アドニスが向かうはフィラデルフィア。何度もみたアポロとロッキーの試合、アポロはもういない、頼るはロッキー。アポロの息子は、アポロのライバルであり親友だったロッキーにトレーニングを頼みにいく。
ロッキーは、最後の戦いからずいぶん経ってもうおじいちゃん。レストランエイドリアンズを細々と切り盛りして、ボクシングジムすら顔を出すことすらしていなかった。ポーリーは亡くなり、エイドリアンの横の墓に眠っていた。ロッキーの息子ロッキーJr.は、「ロッキー・ザ・ファイナル」でやっとロッキーと分かり合えて、親子の絆を取り戻したかに見えたけど、やっぱりチャンプの父親とおなし街にはいられなかったらしく、結婚してカナダへ行ってしまったらしい。ロッキーはとってもさみしい毎日を送っていたはずだ。

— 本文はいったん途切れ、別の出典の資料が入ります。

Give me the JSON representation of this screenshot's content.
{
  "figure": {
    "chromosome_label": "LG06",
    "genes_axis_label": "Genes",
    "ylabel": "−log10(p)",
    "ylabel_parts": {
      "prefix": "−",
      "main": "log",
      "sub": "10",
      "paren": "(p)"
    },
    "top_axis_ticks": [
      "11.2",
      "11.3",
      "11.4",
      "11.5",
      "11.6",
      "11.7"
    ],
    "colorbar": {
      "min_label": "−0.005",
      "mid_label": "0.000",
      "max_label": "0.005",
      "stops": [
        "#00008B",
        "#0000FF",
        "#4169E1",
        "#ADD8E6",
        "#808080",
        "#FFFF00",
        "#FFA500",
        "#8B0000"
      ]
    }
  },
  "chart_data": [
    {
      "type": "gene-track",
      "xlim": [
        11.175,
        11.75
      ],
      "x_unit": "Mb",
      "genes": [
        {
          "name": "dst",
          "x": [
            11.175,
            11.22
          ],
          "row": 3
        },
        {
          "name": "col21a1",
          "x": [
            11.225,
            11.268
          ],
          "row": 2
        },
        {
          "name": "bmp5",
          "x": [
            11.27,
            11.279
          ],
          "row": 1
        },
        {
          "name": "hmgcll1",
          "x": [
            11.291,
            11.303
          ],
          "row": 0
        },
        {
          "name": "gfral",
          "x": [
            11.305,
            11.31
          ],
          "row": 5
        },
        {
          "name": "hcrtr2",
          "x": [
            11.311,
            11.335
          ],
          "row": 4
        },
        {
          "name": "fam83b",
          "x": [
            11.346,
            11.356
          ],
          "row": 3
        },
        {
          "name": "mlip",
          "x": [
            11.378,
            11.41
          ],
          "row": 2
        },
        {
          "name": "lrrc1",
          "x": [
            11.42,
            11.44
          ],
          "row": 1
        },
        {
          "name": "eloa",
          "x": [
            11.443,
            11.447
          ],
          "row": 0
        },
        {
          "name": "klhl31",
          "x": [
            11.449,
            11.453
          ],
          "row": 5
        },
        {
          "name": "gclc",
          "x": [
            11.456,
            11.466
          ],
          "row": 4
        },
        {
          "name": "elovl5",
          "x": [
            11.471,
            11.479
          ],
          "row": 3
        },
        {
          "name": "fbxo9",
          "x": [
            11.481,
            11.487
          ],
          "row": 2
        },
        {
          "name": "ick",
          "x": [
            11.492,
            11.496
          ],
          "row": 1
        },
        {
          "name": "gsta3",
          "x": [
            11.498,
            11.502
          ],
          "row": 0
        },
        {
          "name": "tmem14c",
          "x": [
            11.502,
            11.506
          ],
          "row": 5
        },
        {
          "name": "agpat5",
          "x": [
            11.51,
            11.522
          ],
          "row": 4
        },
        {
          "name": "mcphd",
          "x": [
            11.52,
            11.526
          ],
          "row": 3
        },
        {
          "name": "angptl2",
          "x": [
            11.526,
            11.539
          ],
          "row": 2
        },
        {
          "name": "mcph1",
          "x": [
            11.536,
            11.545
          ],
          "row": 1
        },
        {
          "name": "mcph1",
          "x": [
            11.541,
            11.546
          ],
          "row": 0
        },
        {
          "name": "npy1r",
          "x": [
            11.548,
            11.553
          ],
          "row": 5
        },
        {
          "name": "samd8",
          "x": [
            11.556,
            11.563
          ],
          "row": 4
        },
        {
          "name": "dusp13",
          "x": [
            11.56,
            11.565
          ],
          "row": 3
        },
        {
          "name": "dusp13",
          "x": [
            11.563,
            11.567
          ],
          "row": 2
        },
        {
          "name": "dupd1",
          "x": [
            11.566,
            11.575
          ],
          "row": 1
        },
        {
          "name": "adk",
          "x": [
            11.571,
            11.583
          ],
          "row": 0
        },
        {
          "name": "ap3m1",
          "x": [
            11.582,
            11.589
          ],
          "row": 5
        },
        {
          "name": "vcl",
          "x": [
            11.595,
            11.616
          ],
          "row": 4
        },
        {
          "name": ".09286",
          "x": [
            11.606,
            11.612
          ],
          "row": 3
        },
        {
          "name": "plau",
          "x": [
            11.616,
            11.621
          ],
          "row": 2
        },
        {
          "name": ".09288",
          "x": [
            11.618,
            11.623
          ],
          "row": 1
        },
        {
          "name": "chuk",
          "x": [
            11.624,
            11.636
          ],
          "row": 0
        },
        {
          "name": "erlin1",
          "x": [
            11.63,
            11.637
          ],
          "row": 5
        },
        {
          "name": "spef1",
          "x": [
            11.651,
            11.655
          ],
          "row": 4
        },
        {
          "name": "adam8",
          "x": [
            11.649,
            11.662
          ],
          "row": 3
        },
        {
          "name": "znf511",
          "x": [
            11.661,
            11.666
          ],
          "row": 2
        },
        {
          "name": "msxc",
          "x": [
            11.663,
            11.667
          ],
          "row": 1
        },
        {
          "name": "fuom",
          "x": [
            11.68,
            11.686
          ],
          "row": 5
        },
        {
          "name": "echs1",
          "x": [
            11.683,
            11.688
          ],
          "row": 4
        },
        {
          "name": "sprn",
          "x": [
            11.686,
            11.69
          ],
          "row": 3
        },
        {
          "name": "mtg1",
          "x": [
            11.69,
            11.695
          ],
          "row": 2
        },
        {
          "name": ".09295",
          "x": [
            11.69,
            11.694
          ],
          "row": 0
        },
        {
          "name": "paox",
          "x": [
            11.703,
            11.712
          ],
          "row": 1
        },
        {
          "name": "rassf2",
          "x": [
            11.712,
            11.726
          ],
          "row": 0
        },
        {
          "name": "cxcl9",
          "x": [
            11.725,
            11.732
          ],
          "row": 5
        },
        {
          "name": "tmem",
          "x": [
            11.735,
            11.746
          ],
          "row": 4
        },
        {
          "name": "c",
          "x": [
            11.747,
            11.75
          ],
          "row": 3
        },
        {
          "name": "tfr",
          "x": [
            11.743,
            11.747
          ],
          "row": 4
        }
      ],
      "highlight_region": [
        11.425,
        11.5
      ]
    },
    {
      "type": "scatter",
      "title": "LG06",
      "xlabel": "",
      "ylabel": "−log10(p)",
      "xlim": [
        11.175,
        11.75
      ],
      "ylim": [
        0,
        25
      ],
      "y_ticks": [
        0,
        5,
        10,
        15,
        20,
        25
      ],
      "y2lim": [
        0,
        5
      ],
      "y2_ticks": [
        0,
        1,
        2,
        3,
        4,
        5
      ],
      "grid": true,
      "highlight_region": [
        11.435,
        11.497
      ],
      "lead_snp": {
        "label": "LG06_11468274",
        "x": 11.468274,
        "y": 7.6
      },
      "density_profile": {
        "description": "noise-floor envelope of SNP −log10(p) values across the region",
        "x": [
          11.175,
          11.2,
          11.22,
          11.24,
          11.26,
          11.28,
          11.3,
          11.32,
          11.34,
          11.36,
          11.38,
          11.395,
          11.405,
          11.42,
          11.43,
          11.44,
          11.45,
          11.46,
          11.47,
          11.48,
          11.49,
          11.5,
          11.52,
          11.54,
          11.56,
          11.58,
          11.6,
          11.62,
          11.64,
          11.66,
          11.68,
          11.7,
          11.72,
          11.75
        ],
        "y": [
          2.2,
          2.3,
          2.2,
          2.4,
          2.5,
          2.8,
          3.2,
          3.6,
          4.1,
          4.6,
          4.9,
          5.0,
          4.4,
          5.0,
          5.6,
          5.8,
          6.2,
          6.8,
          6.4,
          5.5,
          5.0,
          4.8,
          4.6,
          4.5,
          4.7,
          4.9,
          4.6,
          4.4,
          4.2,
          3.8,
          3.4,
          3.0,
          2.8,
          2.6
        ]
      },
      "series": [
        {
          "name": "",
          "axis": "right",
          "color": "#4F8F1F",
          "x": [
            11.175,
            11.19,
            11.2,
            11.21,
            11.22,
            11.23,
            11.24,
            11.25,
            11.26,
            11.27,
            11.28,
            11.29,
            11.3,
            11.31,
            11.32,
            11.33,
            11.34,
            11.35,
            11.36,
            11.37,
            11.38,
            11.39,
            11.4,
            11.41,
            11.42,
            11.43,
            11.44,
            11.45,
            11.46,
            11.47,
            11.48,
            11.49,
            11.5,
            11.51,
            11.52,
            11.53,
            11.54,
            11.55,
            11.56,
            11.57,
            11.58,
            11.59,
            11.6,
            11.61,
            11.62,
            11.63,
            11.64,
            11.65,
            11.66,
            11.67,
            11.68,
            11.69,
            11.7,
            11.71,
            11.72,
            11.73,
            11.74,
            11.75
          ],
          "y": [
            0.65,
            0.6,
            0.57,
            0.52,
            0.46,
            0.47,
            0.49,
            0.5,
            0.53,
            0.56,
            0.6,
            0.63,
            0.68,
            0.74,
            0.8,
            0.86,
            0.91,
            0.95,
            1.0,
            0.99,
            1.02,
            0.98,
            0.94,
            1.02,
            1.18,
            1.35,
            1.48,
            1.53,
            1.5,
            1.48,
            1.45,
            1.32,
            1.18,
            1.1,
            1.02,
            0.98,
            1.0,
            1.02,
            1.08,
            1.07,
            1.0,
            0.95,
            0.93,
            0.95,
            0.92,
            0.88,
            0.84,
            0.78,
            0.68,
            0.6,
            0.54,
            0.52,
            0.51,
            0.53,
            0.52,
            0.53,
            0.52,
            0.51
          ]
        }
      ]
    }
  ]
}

そこへ訪ねてきたアポロの息子。トレーニングをしてくれと頼まれても首を縦に振らなかった。アドニスは膨れながら、アポロの息子であることは隠してミッキーのジムへ入会して、じぶんなりのトレーニングを続けた。強くなろうと努力しているアドニスをみて、ロッキーは徐々にアドニスがかわいくなっていったのか、アドニスのトレーニングをすることになる。
チャンプのロッキーがトレーニングをするなんて、若きボクサーたちにとってはとっても羨ましいことで、みんな横目でアドニスをうらやんで嫉妬していたかんじ。
だけどアドニス、ほんと育ちがいい。周りがどう思おうと、目標にはまっすぐ進むしっかりした信念のある男。(Wikipediaに書いてあったけど、”クリード”は英語で信条・信念の意味があるんだって。かっこいい!)脇目も振らず、ひたすらボクシングに打ち込む。
ただひとつ、脇目を振ったといえばビアンカというかわいい恋人の存在。特別かっこよく口説いたわけでもなく、素直に真剣に恋愛して見つけた恋人。”俺たち恋人になろう”なんて言葉を言ったわけでもなく、ふたりは運命のように恋人になった。超お似合いでヤキモチする隙間すらないくらい、赤い糸でガッチリ繋がってる感。
ロッキーの映画は、変な女が出てこないのも特徴だよね。エイドリアンもそうだし、今回の「クリード」でもわかったように、アポロの妻メアリー・アンもできた女だ。さらに、アドニスの様子をみると、アポロの愛人も思いやりがある人間だったんだろうって予想できる。ついでに、「ロッキー・ザ・ファイナル」ではリトル・マリーがいた。リトル・マリーは夫とは離婚したけど、素直なやさしい息子を育てていた。
なんとなく、ボクシングってゆ男臭い戦いに女は不可欠であって、ボクサー本人のたゆまぬ努力が大前提だけど、それと同時に恋人だったり妻だったりの愛するパートナーの存在が必要だって言っている気がする。
今回の脚本はシルヴェスター・スタローンがかいたものではなかったけど、ロッキーをみた人間なら、チャンプになる男には最愛の存在が必要だって理解していて、スタローンの意思を引き継いでいるんだろう。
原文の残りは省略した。